Re: Improper io_opt setting for md raid5

Yu Kuai <yukuai1@xxxxxxxxxxxxxxx> · Mon, 28 Jul 2025 11:08:52 +0800

Hi,

在 2025/07/28 10:41, Damien Le Moal 写道:
On 7/28/25 9:55 AM, Yu Kuai wrote:
Hi,

在 2025/07/28 8:39, Damien Le Moal 写道:
md setting its io_opt to 64K*number of drives in the array is strange... It
does not have to be that large since io_opt is an upper bound and not a "issue
that IO size for optimal performance". io_opt is simply a limit saying: if you
exceed that IO size, performance may suffer.

At least from Documentation, for raid arrays, multiple of io_opt is the
prefereed io size to the optimal io performance, and for raid5, this is
chunksize * data disks.

So a default of stride size x number of drives for the io_opt may be OK, but
that should be bound to some reasonable value. Furthermore, this is likely
suboptimal. I woulld think that setting the md array io_opt initially to
min(all drives io_opt) x number of drives would be a better default.

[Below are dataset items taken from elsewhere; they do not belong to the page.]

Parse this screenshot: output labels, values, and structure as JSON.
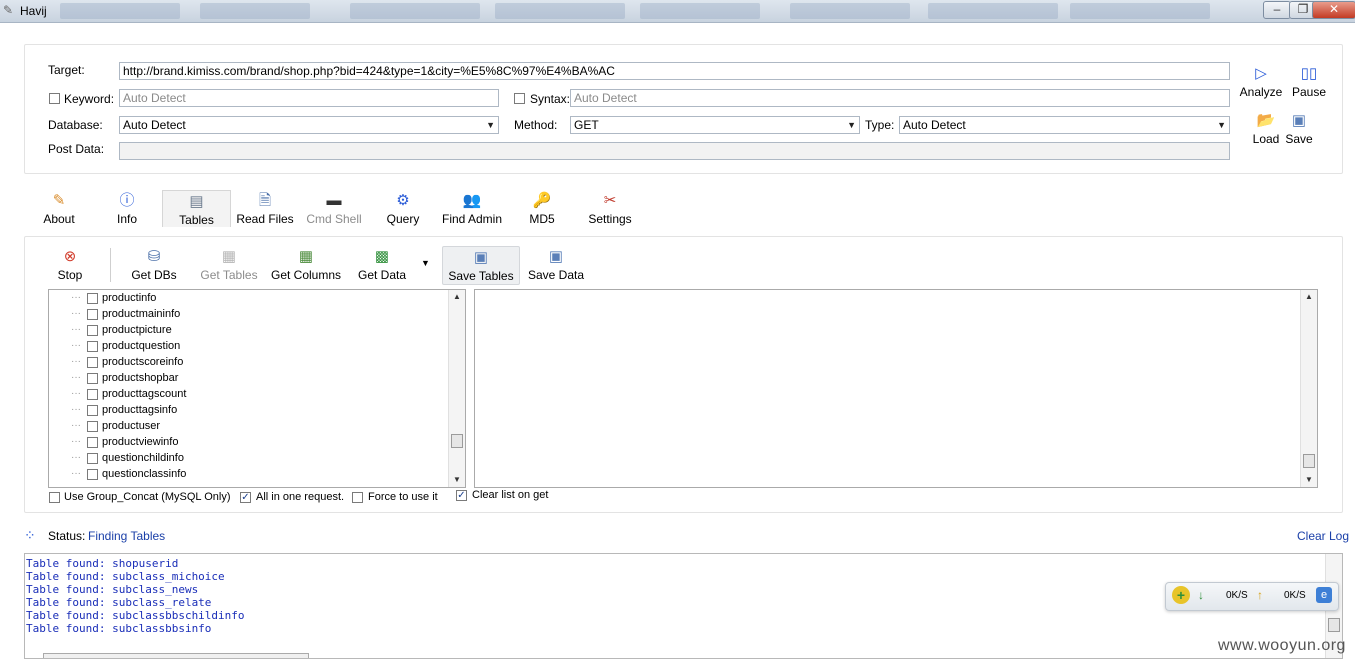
{
  "window": {
    "title": "Havij"
  },
  "target": {
    "label": "Target:",
    "value": "http://brand.kimiss.com/brand/shop.php?bid=424&type=1&city=%E5%8C%97%E4%BA%AC"
  },
  "keyword": {
    "label": "Keyword:",
    "placeholder": "Auto Detect"
  },
  "syntax": {
    "label": "Syntax:",
    "placeholder": "Auto Detect"
  },
  "database": {
    "label": "Database:",
    "value": "Auto Detect"
  },
  "method": {
    "label": "Method:",
    "value": "GET"
  },
  "type": {
    "label": "Type:",
    "value": "Auto Detect"
  },
  "post_data": {
    "label": "Post Data:"
  },
  "actions": {
    "analyze": "Analyze",
    "pause": "Pause",
    "load": "Load",
    "save": "Save"
  },
  "tabs": [
    {
      "label": "About",
      "icon": "about-icon"
    },
    {
      "label": "Info",
      "icon": "info-icon"
    },
    {
      "label": "Tables",
      "icon": "tables-icon",
      "selected": true
    },
    {
      "label": "Read Files",
      "icon": "read-files-icon"
    },
    {
      "label": "Cmd Shell",
      "icon": "cmd-shell-icon",
      "disabled": true
    },
    {
      "label": "Query",
      "icon": "query-icon"
    },
    {
      "label": "Find Admin",
      "icon": "find-admin-icon"
    },
    {
      "label": "MD5",
      "icon": "md5-icon"
    },
    {
      "label": "Settings",
      "icon": "settings-icon"
    }
  ],
  "toolbar": {
    "stop": "Stop",
    "get_dbs": "Get DBs",
    "get_tables": "Get Tables",
    "get_columns": "Get Columns",
    "get_data": "Get Data",
    "save_tables": "Save Tables",
    "save_data": "Save Data"
  },
  "tree_items": [
    "productinfo",
    "productmaininfo",
    "productpicture",
    "productquestion",
    "productscoreinfo",
    "productshopbar",
    "producttagscount",
    "producttagsinfo",
    "productuser",
    "productviewinfo",
    "questionchildinfo",
    "questionclassinfo"
  ],
  "options": {
    "group_concat": {
      "label": "Use Group_Concat (MySQL Only)",
      "checked": false
    },
    "all_in_one": {
      "label": "All in one request.",
      "checked": true
    },
    "force": {
      "label": "Force to use it",
      "checked": false
    },
    "clear_list": {
      "label": "Clear list on get",
      "checked": true
    }
  },
  "status": {
    "label": "Status:",
    "value": "Finding Tables",
    "clear_log": "Clear Log"
  },
  "log": [
    "Table found: shopuserid",
    "Table found: subclass_michoice",
    "Table found: subclass_news",
    "Table found: subclass_relate",
    "Table found: subclassbbschildinfo",
    "Table found: subclassbbsinfo"
  ],
  "netmeter": {
    "down": "0K/S",
    "up": "0K/S"
  },
  "watermark": "www.wooyun.org",
  "colors": {
    "link": "#1a3fa8",
    "log_text": "#1a2eb8",
    "accent_blue": "#2a5bd7"
  }
}
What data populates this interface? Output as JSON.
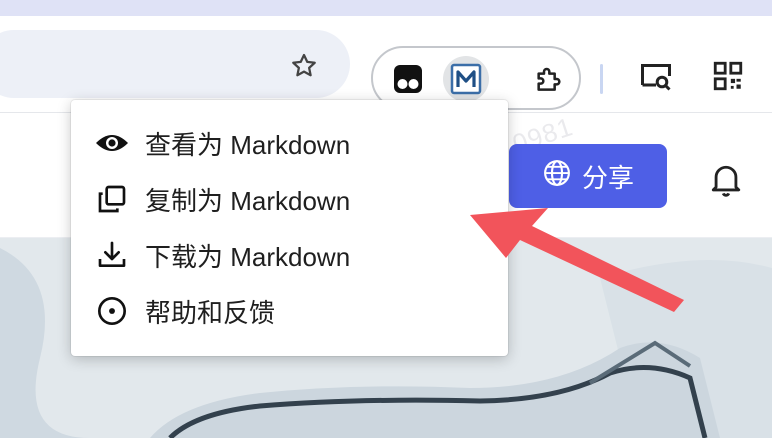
{
  "menu": {
    "items": [
      {
        "label": "查看为 Markdown",
        "icon": "eye-icon"
      },
      {
        "label": "复制为 Markdown",
        "icon": "copy-icon"
      },
      {
        "label": "下载为 Markdown",
        "icon": "download-icon"
      },
      {
        "label": "帮助和反馈",
        "icon": "help-circle-icon"
      }
    ]
  },
  "page": {
    "share_label": "分享",
    "watermark": "0981"
  },
  "colors": {
    "share_button": "#4e5fe6",
    "arrow": "#f2545b",
    "top_stripe": "#dfe2f6"
  },
  "toolbar": {
    "icons": [
      "star-icon",
      "tampermonkey-icon",
      "markdown-extension-icon",
      "extensions-puzzle-icon",
      "screen-search-icon",
      "qr-code-icon"
    ]
  }
}
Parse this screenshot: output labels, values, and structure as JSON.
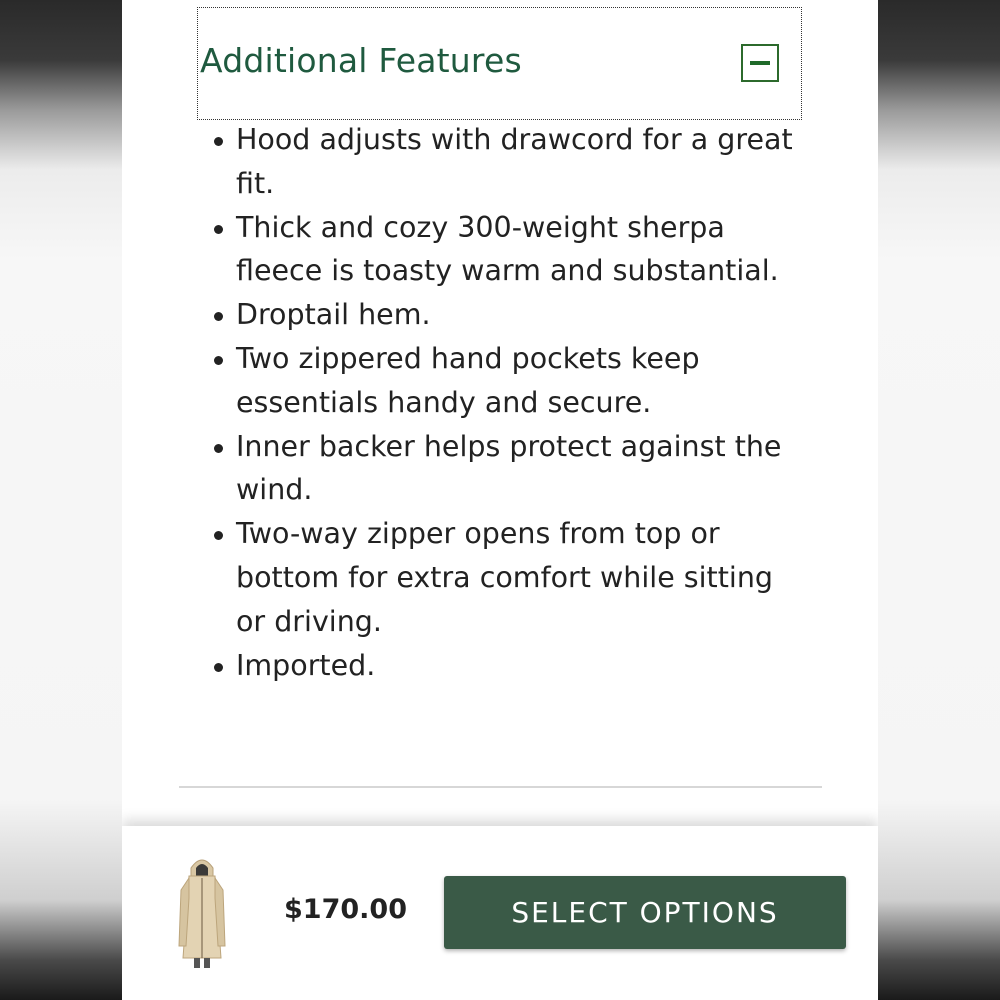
{
  "accordion": {
    "title": "Additional Features",
    "icon": "minus-icon",
    "accent_color": "#1f5a3f"
  },
  "features": [
    "Hood adjusts with drawcord for a great fit.",
    "Thick and cozy 300-weight sherpa fleece is toasty warm and substantial.",
    "Droptail hem.",
    "Two zippered hand pockets keep essentials handy and secure.",
    "Inner backer helps protect against the wind.",
    "Two-way zipper opens from top or bottom for extra comfort while sitting or driving.",
    "Imported."
  ],
  "purchase_bar": {
    "price": "$170.00",
    "button_label": "SELECT OPTIONS",
    "button_color": "#3a5a47"
  }
}
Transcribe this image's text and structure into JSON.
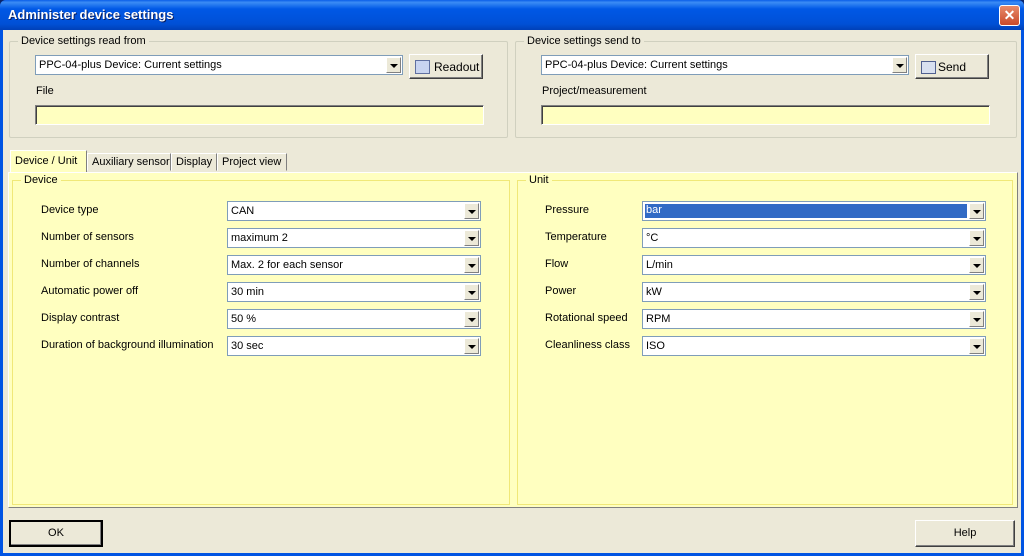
{
  "window": {
    "title": "Administer device settings"
  },
  "read_from": {
    "group_label": "Device settings read from",
    "source_value": "PPC-04-plus Device: Current settings",
    "readout_label": "Readout",
    "file_label": "File",
    "file_value": ""
  },
  "send_to": {
    "group_label": "Device settings send to",
    "target_value": "PPC-04-plus Device: Current settings",
    "send_label": "Send",
    "project_label": "Project/measurement",
    "project_value": ""
  },
  "tabs": [
    {
      "label": "Device / Unit",
      "active": true
    },
    {
      "label": "Auxiliary sensor",
      "active": false
    },
    {
      "label": "Display",
      "active": false
    },
    {
      "label": "Project view",
      "active": false
    }
  ],
  "device": {
    "group_label": "Device",
    "rows": [
      {
        "label": "Device type",
        "value": "CAN"
      },
      {
        "label": "Number of sensors",
        "value": "maximum 2"
      },
      {
        "label": "Number of channels",
        "value": "Max. 2 for each sensor"
      },
      {
        "label": "Automatic power off",
        "value": "30 min"
      },
      {
        "label": "Display contrast",
        "value": "50 %"
      },
      {
        "label": "Duration of background illumination",
        "value": "30 sec"
      }
    ]
  },
  "unit": {
    "group_label": "Unit",
    "rows": [
      {
        "label": "Pressure",
        "value": "bar"
      },
      {
        "label": "Temperature",
        "value": "°C"
      },
      {
        "label": "Flow",
        "value": "L/min"
      },
      {
        "label": "Power",
        "value": "kW"
      },
      {
        "label": "Rotational speed",
        "value": "RPM"
      },
      {
        "label": "Cleanliness class",
        "value": "ISO"
      }
    ]
  },
  "footer": {
    "ok_label": "OK",
    "help_label": "Help"
  },
  "colors": {
    "titlebar": "#0054e3",
    "panel": "#ffffc0",
    "selection": "#316ac5"
  }
}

For raid5, this is not ok, the value have to be chunksize * data disks,
regardless of io_opt from member disks, otherwise raid5 have to issue
additional IO from other disks to build xor data.

For example:

  - write aligned chunksize to one disk, actually means read chunksize
old xor data,then write chunksize data and chunksize new xor data.
  - write aligned chunksize * data disks, new xor data can be build
directly without reading old xor data.

I understand all of that. But you missed my point: io_opt simply indicates an
upper bound for an IO size. If exceeded, performance may be degraded. This has
*nothing* to do with the io granularity, which for a RAID array should ideally
be equal to stride size x number of data disks.

This is the confusion here. md setting io_opt to stride x number of disks in
the array is simply not what io_opt is supposed to indicate.

ok, can I ask where is this upper bound for IO size from?

With git log, start from commit 7e5f5fb09e6f ("block: Update topology
documentation"), the documentation start contain specail explanation for
raid array, and the optimal_io_size says:

For RAID arrays it is usually the
stripe width or the internal track size.  A properly aligned
multiple of optimal_io_size is the preferred request size for
workloads where sustained throughput is desired.

And this explanation is exactly what raid5 did, it's important that
io size is aligned multiple of io_opt.

Thanks,
Kuai